Encoder/Decoder Encoding fallbacks fail after 2GB of data has been converted
We have an unfortunate bug in .Net v2.0+ that causes encoding or decoding of more than 2GB of data to fail. That's a lot of data, but it still shouldn't do that. This is a problem with our built in fallbacks.
Ironically, if you encounter bad bytes then the bug is reset and you're "good" for another 2GB. This bug happens to most of our code pages for valid data, but some optimizations make it unlikely to happen in Unicode, ASCII & Latin-1. There are some workarounds. Some of these don't work if you're insulated from the decoder/encoder (like using a StreamWriter):
- Change the encoder and decoder fallbacks to custom fallbacks, or use the built-in EncoderExceptionFallback. If you have known-good data, the ExceptionFallback would be a good choice.
- Use UTF-8 or UTF-16. I think this nearly completely solves the problem. At the minimum it extends the data by enough magnitudes that your computer would probably die of hardware failure before you hit the bug.
- Unconvertible data resets the bug, so you have another 2GB before it'll die. You may be able to occasionally introduce an unconvertible code point (like U+FFFD).

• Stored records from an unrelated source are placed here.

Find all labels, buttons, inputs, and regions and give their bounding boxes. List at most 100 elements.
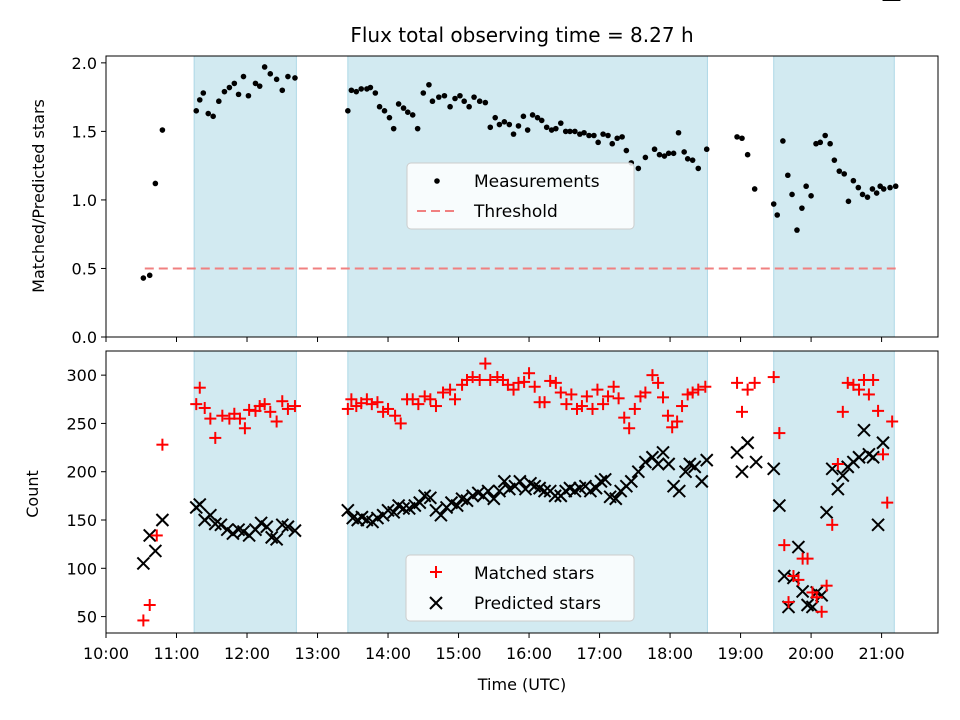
measurement-point bbox=[501, 118, 508, 125]
matched-star-point bbox=[853, 383, 866, 396]
measurement-point bbox=[345, 108, 351, 114]
x-tick-label: 17:00 bbox=[577, 644, 623, 663]
matched-star-point bbox=[841, 376, 854, 389]
predicted-star-point bbox=[638, 455, 653, 469]
matched-star-point bbox=[429, 400, 442, 413]
matched-star-point bbox=[657, 391, 670, 404]
measurement-point bbox=[196, 97, 203, 103]
predicted-star-point bbox=[450, 498, 464, 513]
measurement-point bbox=[739, 135, 745, 142]
x-tick-label: 19:00 bbox=[718, 644, 764, 663]
measurement-point bbox=[367, 84, 374, 91]
matched-star-point bbox=[602, 390, 615, 403]
measurement-point bbox=[409, 112, 416, 118]
measurement-point bbox=[256, 83, 263, 89]
x-tick-label: 10:00 bbox=[83, 644, 129, 663]
measurement-point bbox=[426, 81, 432, 88]
matched-star-point bbox=[288, 400, 301, 413]
predicted-star-point bbox=[656, 445, 670, 460]
y-tick-label: 50 bbox=[77, 608, 97, 627]
top-measurement-points bbox=[140, 64, 899, 281]
predicted-star-point bbox=[661, 457, 676, 471]
measurement-point bbox=[348, 87, 355, 94]
x-axis-label: Time (UTC) bbox=[477, 675, 566, 694]
predicted-star-point bbox=[203, 508, 218, 522]
predicted-star-point bbox=[598, 472, 612, 487]
measurement-point bbox=[226, 84, 233, 91]
predicted-star-point bbox=[624, 474, 638, 489]
shaded-interval-1 bbox=[193, 55, 297, 338]
y-tick-label: 0.0 bbox=[72, 328, 97, 347]
matched-star-point bbox=[767, 371, 780, 384]
predicted-star-point bbox=[772, 498, 787, 513]
matched-star-point bbox=[544, 374, 557, 387]
predicted-star-point bbox=[226, 526, 240, 541]
measurement-point bbox=[279, 87, 286, 94]
measurement-point bbox=[235, 91, 242, 98]
matched-star-point bbox=[365, 398, 378, 411]
matched-star-point bbox=[862, 388, 875, 401]
measurement-point bbox=[841, 171, 848, 177]
matched-star-point bbox=[418, 390, 431, 403]
measurement-point bbox=[510, 131, 517, 137]
matched-star-point bbox=[575, 400, 588, 413]
measurement-point bbox=[492, 114, 499, 121]
predicted-star-point bbox=[730, 445, 744, 460]
matched-star-point bbox=[345, 393, 358, 406]
measurement-point bbox=[623, 147, 630, 154]
bottom-legend: Matched stars Predicted stars bbox=[405, 554, 635, 622]
matched-star-point bbox=[198, 401, 211, 414]
measurement-point bbox=[353, 88, 360, 95]
measurement-point bbox=[635, 165, 642, 172]
matched-star-point bbox=[836, 405, 849, 418]
matched-star-point bbox=[491, 371, 504, 384]
matched-star-point bbox=[204, 412, 217, 425]
measurement-point bbox=[506, 121, 513, 128]
measurement-point bbox=[221, 88, 228, 95]
measurement-point bbox=[794, 227, 800, 233]
measurement-point bbox=[524, 127, 531, 133]
predicted-star-point bbox=[269, 532, 284, 547]
measurement-point bbox=[703, 146, 710, 153]
matched-star-point bbox=[782, 596, 795, 609]
matched-star-point bbox=[549, 376, 562, 389]
measurement-point bbox=[803, 183, 809, 190]
measurement-point bbox=[386, 114, 393, 121]
matched-star-point bbox=[473, 373, 486, 386]
predicted-star-point bbox=[434, 508, 448, 522]
measurement-point bbox=[267, 71, 274, 77]
measurement-point bbox=[390, 125, 397, 132]
predicted-star-point bbox=[481, 484, 495, 498]
predicted-star-point bbox=[852, 450, 866, 464]
matched-star-point bbox=[652, 376, 665, 389]
matched-star-point bbox=[193, 381, 206, 394]
measurement-point bbox=[273, 76, 280, 83]
predicted-star-point bbox=[819, 505, 834, 519]
measurement-point bbox=[193, 108, 200, 114]
x-tick-label: 15:00 bbox=[435, 644, 481, 663]
predicted-star-point bbox=[871, 518, 885, 532]
matched-star-point bbox=[748, 376, 761, 389]
measurement-point bbox=[813, 140, 819, 147]
measurement-point bbox=[482, 99, 489, 106]
measurement-point bbox=[675, 129, 682, 136]
predicted-star-point bbox=[631, 465, 646, 479]
measurement-point bbox=[457, 92, 463, 99]
predicted-star-point bbox=[678, 465, 693, 479]
predicted-star-point bbox=[767, 462, 781, 476]
measurement-point bbox=[785, 172, 791, 179]
measurement-point bbox=[159, 127, 166, 133]
measurement-point bbox=[395, 101, 402, 107]
top-y-axis: 0.0 0.5 1.0 1.5 2.0 bbox=[72, 54, 106, 347]
predicted-star-point bbox=[220, 522, 234, 537]
predicted-star-point bbox=[413, 495, 427, 510]
matched-star-point bbox=[586, 402, 599, 415]
y-tick-label: 1.5 bbox=[72, 122, 97, 141]
measurement-point bbox=[520, 113, 527, 120]
measurement-point bbox=[605, 132, 611, 139]
measurement-point bbox=[285, 73, 291, 80]
predicted-star-point bbox=[791, 540, 806, 554]
panel-bottom: 50 100 150 200 250 300 10:00 11:00 12:00 13:00 14… bbox=[23, 0, 939, 694]
matched-star-point bbox=[597, 398, 610, 411]
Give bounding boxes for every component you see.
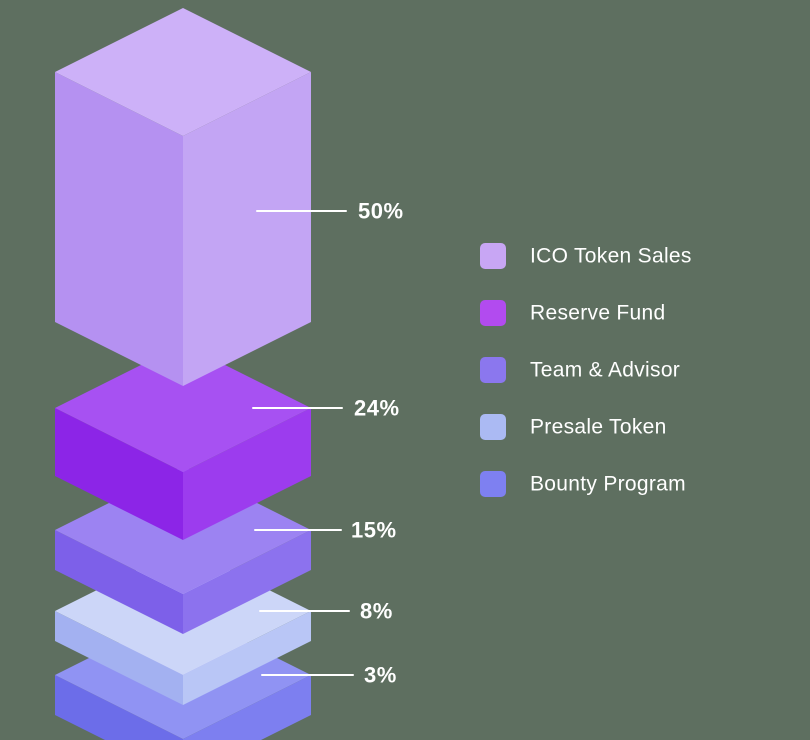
legend-swatch-ico-token-sales bbox=[480, 243, 506, 269]
reserve-fund-right-face bbox=[183, 408, 311, 540]
legend-item-bounty-program: Bounty Program bbox=[480, 471, 686, 497]
legend-swatch-team-advisor bbox=[480, 357, 506, 383]
legend-item-presale-token: Presale Token bbox=[480, 414, 667, 440]
legend: ICO Token Sales Reserve Fund Team & Advi… bbox=[480, 243, 692, 497]
legend-label-ico-token-sales: ICO Token Sales bbox=[530, 245, 692, 268]
legend-swatch-reserve-fund bbox=[480, 300, 506, 326]
team-advisor-right-face bbox=[183, 530, 311, 634]
presale-token-left-face bbox=[55, 611, 183, 705]
ico-token-sales-right-face bbox=[183, 72, 311, 386]
legend-label-presale-token: Presale Token bbox=[530, 416, 667, 439]
percent-label-reserve-fund: 24% bbox=[354, 396, 400, 421]
legend-swatch-presale-token bbox=[480, 414, 506, 440]
percent-label-presale-token: 8% bbox=[360, 599, 393, 624]
ico-token-sales-top-face bbox=[55, 8, 311, 136]
percent-label-ico-token-sales: 50% bbox=[358, 199, 404, 224]
legend-label-team-advisor: Team & Advisor bbox=[530, 359, 680, 382]
legend-item-ico-token-sales: ICO Token Sales bbox=[480, 243, 692, 269]
percent-label-bounty-program: 3% bbox=[364, 663, 397, 688]
ico-token-sales-left-face bbox=[55, 72, 183, 386]
presale-token-right-face bbox=[183, 611, 311, 705]
legend-item-team-advisor: Team & Advisor bbox=[480, 357, 680, 383]
legend-swatch-bounty-program bbox=[480, 471, 506, 497]
callouts: 50% 24% 15% 8% 3% bbox=[252, 199, 404, 688]
legend-item-reserve-fund: Reserve Fund bbox=[480, 300, 666, 326]
legend-label-bounty-program: Bounty Program bbox=[530, 473, 686, 496]
segment-ico-token-sales bbox=[55, 8, 311, 386]
team-advisor-left-face bbox=[55, 530, 183, 634]
segment-reserve-fund bbox=[55, 344, 311, 540]
legend-label-reserve-fund: Reserve Fund bbox=[530, 302, 666, 325]
bounty-program-left-face bbox=[55, 675, 183, 740]
reserve-fund-top-face bbox=[55, 344, 311, 472]
reserve-fund-left-face bbox=[55, 408, 183, 540]
bounty-program-right-face bbox=[183, 675, 311, 740]
percent-label-team-advisor: 15% bbox=[351, 518, 397, 543]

- This only happens when the encoder/decoder fallback buffers aren't reset. Using the Encoding.GetBytes/GetChars won't fail unless you try a string longer than 2GB. If you are using short text segments that don't need the Encoder or Decoder state this would be a good state. For example, if you're piping a bunch of messages to the console, you might consider just sending one line at a time using the Encoding class.
- Getting a new Encoder or Decoder object when possible will give you a fresh start. For example if you process a bunch of smaller documents you might change encoders/decoders between documents, or between records or whatever.
Hope that helps,
Shawn